Lors de tests sur des chinchillas, qui contractent des otites causées par les mêmes agents pathogènes que les enfants humains, ils ont réussi à éliminer la plupart des S. pneumoniae. Yang et ses collègues ont découvert qu'après le traitement avec les nanofils, les tympans des animaux, autrefois enflammés, étaient revenus à la normale. Entre-temps, des tests sur des animaux sains ont montré que le traitement n'interférait pas avec l'audition.
Pour ces expériences, les chercheurs ont injecté les nanofils directement dans l'oreille moyenne. Dans des travaux plus récents sur les chinchillas, ils ont développé une méthode moins invasive et plus pratique pour livrer les fils. En décorant les nanofils avec des peptides connus pour transporter de petites particules à travers le tympan, Yang et son équipe ont découvert qu'ils pouvaient administrer le traitement par voie topique sous forme de gel déposé dans le conduit auditif. Une fois le gel appliqué, les nanofils qu’il contient traversaient le tissu intact. Ils explorent également d'autres approches pour faire passer les nanofils à travers le tympan.

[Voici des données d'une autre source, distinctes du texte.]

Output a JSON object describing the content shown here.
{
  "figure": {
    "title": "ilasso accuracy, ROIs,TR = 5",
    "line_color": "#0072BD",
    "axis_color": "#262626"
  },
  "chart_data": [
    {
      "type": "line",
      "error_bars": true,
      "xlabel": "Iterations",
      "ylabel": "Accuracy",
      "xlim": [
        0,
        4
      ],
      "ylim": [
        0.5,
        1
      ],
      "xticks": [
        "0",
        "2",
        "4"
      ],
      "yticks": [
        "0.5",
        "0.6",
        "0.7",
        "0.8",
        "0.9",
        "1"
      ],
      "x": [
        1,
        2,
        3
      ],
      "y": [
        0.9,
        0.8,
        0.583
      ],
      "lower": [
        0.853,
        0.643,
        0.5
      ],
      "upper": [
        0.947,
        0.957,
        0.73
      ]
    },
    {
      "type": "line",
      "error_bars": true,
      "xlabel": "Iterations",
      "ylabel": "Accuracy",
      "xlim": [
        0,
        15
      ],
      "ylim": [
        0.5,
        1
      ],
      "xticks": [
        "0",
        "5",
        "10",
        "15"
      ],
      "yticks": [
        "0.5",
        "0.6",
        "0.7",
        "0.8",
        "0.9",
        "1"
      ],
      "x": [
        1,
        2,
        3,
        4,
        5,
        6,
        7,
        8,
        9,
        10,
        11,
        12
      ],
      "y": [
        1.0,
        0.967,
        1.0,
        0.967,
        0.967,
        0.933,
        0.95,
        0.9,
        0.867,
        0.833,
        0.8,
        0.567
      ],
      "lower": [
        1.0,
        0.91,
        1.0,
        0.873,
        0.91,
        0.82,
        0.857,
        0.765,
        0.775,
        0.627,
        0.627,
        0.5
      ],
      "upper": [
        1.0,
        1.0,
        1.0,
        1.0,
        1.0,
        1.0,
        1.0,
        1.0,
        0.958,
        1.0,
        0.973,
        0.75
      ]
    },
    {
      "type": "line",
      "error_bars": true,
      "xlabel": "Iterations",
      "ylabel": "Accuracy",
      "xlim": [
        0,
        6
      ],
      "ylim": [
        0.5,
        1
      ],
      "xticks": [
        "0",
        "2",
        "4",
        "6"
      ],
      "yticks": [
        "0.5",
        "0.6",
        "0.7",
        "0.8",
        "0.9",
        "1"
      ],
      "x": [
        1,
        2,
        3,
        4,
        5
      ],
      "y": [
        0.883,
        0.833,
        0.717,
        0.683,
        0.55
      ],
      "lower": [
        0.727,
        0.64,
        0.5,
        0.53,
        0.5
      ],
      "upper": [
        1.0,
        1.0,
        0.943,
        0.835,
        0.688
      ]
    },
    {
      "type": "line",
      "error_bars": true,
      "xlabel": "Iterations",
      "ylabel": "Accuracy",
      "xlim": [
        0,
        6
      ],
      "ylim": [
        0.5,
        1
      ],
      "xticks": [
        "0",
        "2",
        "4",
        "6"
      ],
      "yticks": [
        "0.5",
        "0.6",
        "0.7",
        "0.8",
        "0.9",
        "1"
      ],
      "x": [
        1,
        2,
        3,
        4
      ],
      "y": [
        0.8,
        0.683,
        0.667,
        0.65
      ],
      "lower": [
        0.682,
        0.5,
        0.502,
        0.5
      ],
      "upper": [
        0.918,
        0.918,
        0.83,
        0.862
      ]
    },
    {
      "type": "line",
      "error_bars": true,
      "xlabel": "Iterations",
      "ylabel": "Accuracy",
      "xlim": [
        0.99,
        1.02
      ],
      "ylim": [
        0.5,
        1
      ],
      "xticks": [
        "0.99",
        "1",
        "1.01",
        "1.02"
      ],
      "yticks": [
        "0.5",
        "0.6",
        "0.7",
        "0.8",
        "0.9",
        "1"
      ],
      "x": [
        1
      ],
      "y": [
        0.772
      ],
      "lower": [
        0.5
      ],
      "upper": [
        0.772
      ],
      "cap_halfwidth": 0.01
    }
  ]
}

Parce que les autres bactéries responsables des otites ne produisent pas de H2 O2 , les chercheurs examinent actuellement si ce système est efficace en présence de microbes autres que S. pneumoniae, et comment ils pourraient l'adapter pour lutter contre les autres microbes.
Les chercheurs n’ont pas encore réalisé d’études pour déterminer combien de temps le système reste en place, bien que leurs preuves suggèrent que les nanofils s’écoulent hors de l’oreille moyenne une fois l’infection disparue. Cependant, Yang soupçonne qu'ils pourraient adapter les propriétés des nanofils pour qu'ils restent en place pendant de longues périodes par la suite. Cette dernière approche pourrait permettre de prévenir les infections récurrentes qui touchent de nombreux enfants.
"Si la bactérie réapparaît, le système pourrait redémarrer, de sorte que les enfants n'auraient pas besoin d'antibiotiques à plusieurs reprises et n'engendreraient plus de résistance en cours de route", explique Yang.
Plus d'informations : Éradication des otites via la synthèse autonome d’antimicrobiens, ACS automne 2023.